At 2:30 am on this day seventy-seven years ago my father was facing another screaming attack by Japanese soldiers around a garrison set up on the grounds of a Deputy Commissioner's bungalow in India. It was overlooked by a series of small hills near the town of Kohima. Along with his regiment, he was involved in a siege that lasted a fortnight. It involved fighting described as 'desperate as any recorded in history.'
Most people have never heard of the Siege of Kohima. Probably because it was fought by men involved in the Burma campaign, 'the forgotten army', whose story has never been given the glitzy Holywood treatment, like many military events of WWII. It was hardly reported at the time, the people of Britain were facing enough perils of their own, yet two Victoria crosses were awarded and Lord Mountbatten described it as one of the greatest battles in history.
Those that have read my recent book will know that my father, Samuel Wait 614883 was flown to Imphal with the rest of the 161 Brigade when the Japanese launched a major offensive to invade India. At Kohima, the Japanese hurled three infantry regiments, of over 6,000 men at the Fourth Battalion of the Royal West Kents. Together with what they called the 'odds and sods' the West Kents, known as "The Dirty Half Hundred," formed a scratch garrison of approximately 1,500. So began the siege of Kohima, one of the pivotal fights of the war against Japan.
The siege, which a Japanese colonel would later call, 'that great bitter battle', lasted for a fortnight, with hand-to-hand combat, fierce and ruthless, by 'filthy bedraggled, worn-out men, whose lungs were rarely free of the noxious smell of decaying corpses inside and out the perimeter'. By the night of the 18th April 1944, the Japanese had cut the garrison in two with wave after wave of attacks. They were everywhere, in all the trenches and just one hundred yards from the Battalion Headquarters that held 600 hundred casualties.
If the Japanese were to achieve the great prize, the blooming rose of eastern India, they would first have to grasp the thorn of the hill station at Kohima. The Indian Official History records that the whole defence was about to crumble and the perimeter had been reduced to a little square with each side being no more than 350 yards. The tennis court became the front line between attacker and defender and where tennis balls had been idly lobbed, grenades whizzed back and forth across the width of the court.
When I asked dad how he felt during this siege, he replied, "I did not want to let my mates down". His Commanding Officer, Major John Winstanley later explained that they had no idea that they were confronted by a whole Japanese division. But they had no thought of surrender at any level.
The garrison did not fall. The thin line of the West Kents held. On the morning of the 20th April, the Royal Berkshire Regiment relieved the garrison and witnessed little groups of grimy, bearded rifleman standing at the mouths of their bunkers and staring with bloodshot sleep-starved eyes. The siege was finally over. My father and the rest of the shattered West Kents went down the hill in two's and three's. They had fought and lived in trenches for almost a fortnight. For rest, they had thrown themselves on the ground with their boots on, ready to fight at a moments notice.

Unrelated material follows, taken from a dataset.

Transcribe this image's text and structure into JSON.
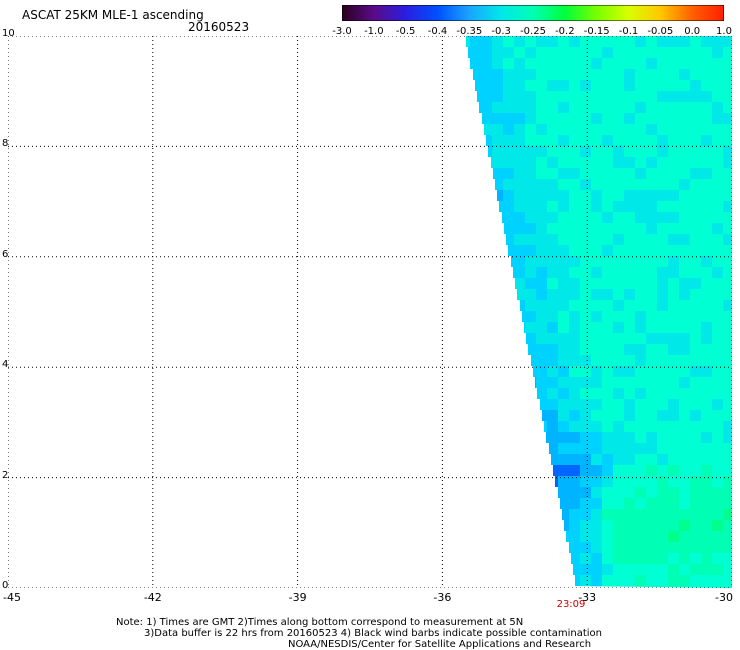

This epic battle was a decisive turning point in the Burma Campaign. It demonstrated categorically that the Japanese were not invincible. Major General William Slim, Commander of the 14th Army later said that "sieges have been longer, but few have been more intense, and in none have the defenders deserved greater honour than the garrison of Kohima."
Today, the cemetery in Kohima is located exactly where the battle took place. There are two memorial crosses. One is dedicated to the Indian and Sikh soldiers, the other has the epitaph:
'When You Go Home, Tell Them Of Us And Say,
For Your Tomorrow, We Gave Our Today.'
My father survived this horrific siege and remained in Burma fighting with the 14th Army until August 1946. By then, the Japanese had been driven out of Burma and surrendered.